Mr. Speaker, that would underpin my entire approach to saying that the Canadian government must list the Iranian Revolutionary Guard Corps as a terrorist entity. As all studies have shown in this regard, as I mentioned in my remarks, the IRGC has emerged as the epicentre of the fourfold Iranian threat that I described and is particularly engaged both in the matter of nuclear proliferation and international terrorism. Should it be characterized as a military organization rather than as the terrorist entity it is, then it could somehow find a loophole to be protected against the application of this legislation.
In that regard, we must therefore move with all deliberate speed, which I have been suggesting for years, to list the IRGC as a terrorist entity under Canadian law. In fact, when the Canadian government closed the embassy in Iran, I listed four initiatives that could have been taken, apart from closing the embassy, which would have had compelling impact: number one, listing the IRGC as a terrorist entity; number two, holding Iran accountable for its state-sanctioned incitement to genocide; number three, holding to sanction those engaged in massive human rights violations; and number four, engaging, as I said, in a much more active way in combatting the nuclear proliferation program in Iran.
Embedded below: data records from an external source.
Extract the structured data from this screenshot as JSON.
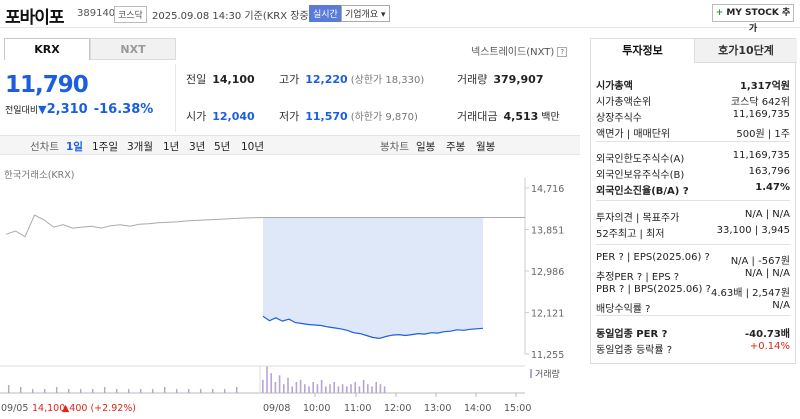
{
  "header": {
    "name": "포바이포",
    "code": "389140",
    "market": "코스닥",
    "date": "2025.09.08 14:30 기준(KRX 장중)",
    "realtime": "실시간",
    "corp_info": "기업개요",
    "mystock_plus": "+",
    "mystock": "MY STOCK 추가"
  },
  "tabs": {
    "krx": "KRX",
    "nxt": "NXT"
  },
  "nxt_label": "넥스트레이드(NXT)",
  "help_mark": "?",
  "quote": {
    "price": "11,790",
    "change_label": "전일대비",
    "change_tri": "▼",
    "change_value": "2,310",
    "change_pct": "-16.38%",
    "prev_label": "전일",
    "prev_value": "14,100",
    "high_label": "고가",
    "high_value": "12,220",
    "upper_limit": "(상한가 18,330)",
    "volume_label": "거래량",
    "volume_value": "379,907",
    "open_label": "시가",
    "open_value": "12,040",
    "low_label": "저가",
    "low_value": "11,570",
    "lower_limit": "(하한가 9,870)",
    "amount_label": "거래대금",
    "amount_value": "4,513",
    "amount_unit": "백만"
  },
  "periods": {
    "line_label": "선차트",
    "items": [
      "1일",
      "1주일",
      "3개월",
      "1년",
      "3년",
      "5년",
      "10년"
    ],
    "selected": "1일",
    "candle_label": "봉차트",
    "candle_items": [
      "일봉",
      "주봉",
      "월봉"
    ]
  },
  "chart_data": {
    "type": "line",
    "source": "한국거래소(KRX)",
    "y_ticks": [
      "14,716",
      "13,851",
      "12,986",
      "12,121",
      "11,255"
    ],
    "ylim": [
      11255,
      14716
    ],
    "x_ticks": [
      "09/05",
      "09/08",
      "10:00",
      "11:00",
      "12:00",
      "13:00",
      "14:00",
      "15:00"
    ],
    "prev_day": {
      "name": "09/05",
      "close": "14,100",
      "change": "▲400 (+2.92%)",
      "values": [
        13750,
        13820,
        13700,
        14150,
        14050,
        13900,
        13950,
        13880,
        13900,
        13920,
        13880,
        13930,
        13950,
        13920,
        13960,
        13970,
        13990,
        14000,
        14010,
        14030,
        14040,
        14050,
        14060,
        14070,
        14080,
        14090,
        14095,
        14100
      ]
    },
    "today": {
      "values": [
        12040,
        11950,
        12010,
        11940,
        11980,
        11910,
        11890,
        11870,
        11860,
        11850,
        11820,
        11800,
        11780,
        11750,
        11700,
        11680,
        11640,
        11600,
        11580,
        11620,
        11650,
        11660,
        11640,
        11660,
        11680,
        11670,
        11700,
        11690,
        11720,
        11730,
        11760,
        11750,
        11770,
        11780,
        11790
      ]
    },
    "volume_label": "거래량"
  },
  "sidebar": {
    "tab_info": "투자정보",
    "tab_quote": "호가10단계",
    "rows_1": [
      {
        "l": "시가총액",
        "r": "1,317억원",
        "bold": true
      },
      {
        "l": "시가총액순위",
        "r": "코스닥 642위",
        "bold": false
      },
      {
        "l": "상장주식수",
        "r": "11,169,735",
        "bold": false
      },
      {
        "l": "액면가 | 매매단위",
        "r": "500원 | 1주",
        "bold": false
      }
    ],
    "rows_2": [
      {
        "l": "외국인한도주식수(A)",
        "r": "11,169,735",
        "bold": false
      },
      {
        "l": "외국인보유주식수(B)",
        "r": "163,796",
        "bold": false
      },
      {
        "l": "외국인소진율(B/A) ?",
        "r": "1.47%",
        "bold": true
      }
    ],
    "rows_3": [
      {
        "l": "투자의견 | 목표주가",
        "r": "N/A | N/A",
        "bold": false
      },
      {
        "l": "52주최고 | 최저",
        "r": "33,100 | 3,945",
        "bold": false
      }
    ],
    "rows_4": [
      {
        "l": "PER ? | EPS(2025.06) ?",
        "r": "N/A | -567원",
        "bold": false
      },
      {
        "l": "추정PER ? | EPS ?",
        "r": "N/A | N/A",
        "bold": false
      },
      {
        "l": "PBR ? | BPS(2025.06) ?",
        "r": "4.63배 | 2,547원",
        "bold": false
      },
      {
        "l": "배당수익률 ?",
        "r": "N/A",
        "bold": false
      }
    ],
    "rows_5": [
      {
        "l": "동일업종 PER ?",
        "r": "-40.73배",
        "bold": true
      },
      {
        "l": "동일업종 등락률 ?",
        "r": "+0.14%",
        "bold": false,
        "red": true
      }
    ]
  },
  "colors": {
    "blue": "#1b5ee0",
    "red": "#e0251b",
    "prevline": "#aaaaaa",
    "shade": "#dfe8f8",
    "volume": "#b7a4d6"
  }
}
Those are the activities we still must undertake, and they are more important than the issues of simply closing the embassy in Iran because they would have substantive effect in terms of our combatting overall the fourfold threat that Iran represents, in particular its nuclear proliferation threat that is underpinned by its genocidal incitement threat, as well as its international terrorist conduct, in which not only the Iranian Revolutionary Guard Corps but its terrorist proxy Hezbollah also has been engaged. While we have put Hezbollah on the terrorist list, we might encourage our European counterparts to do the same.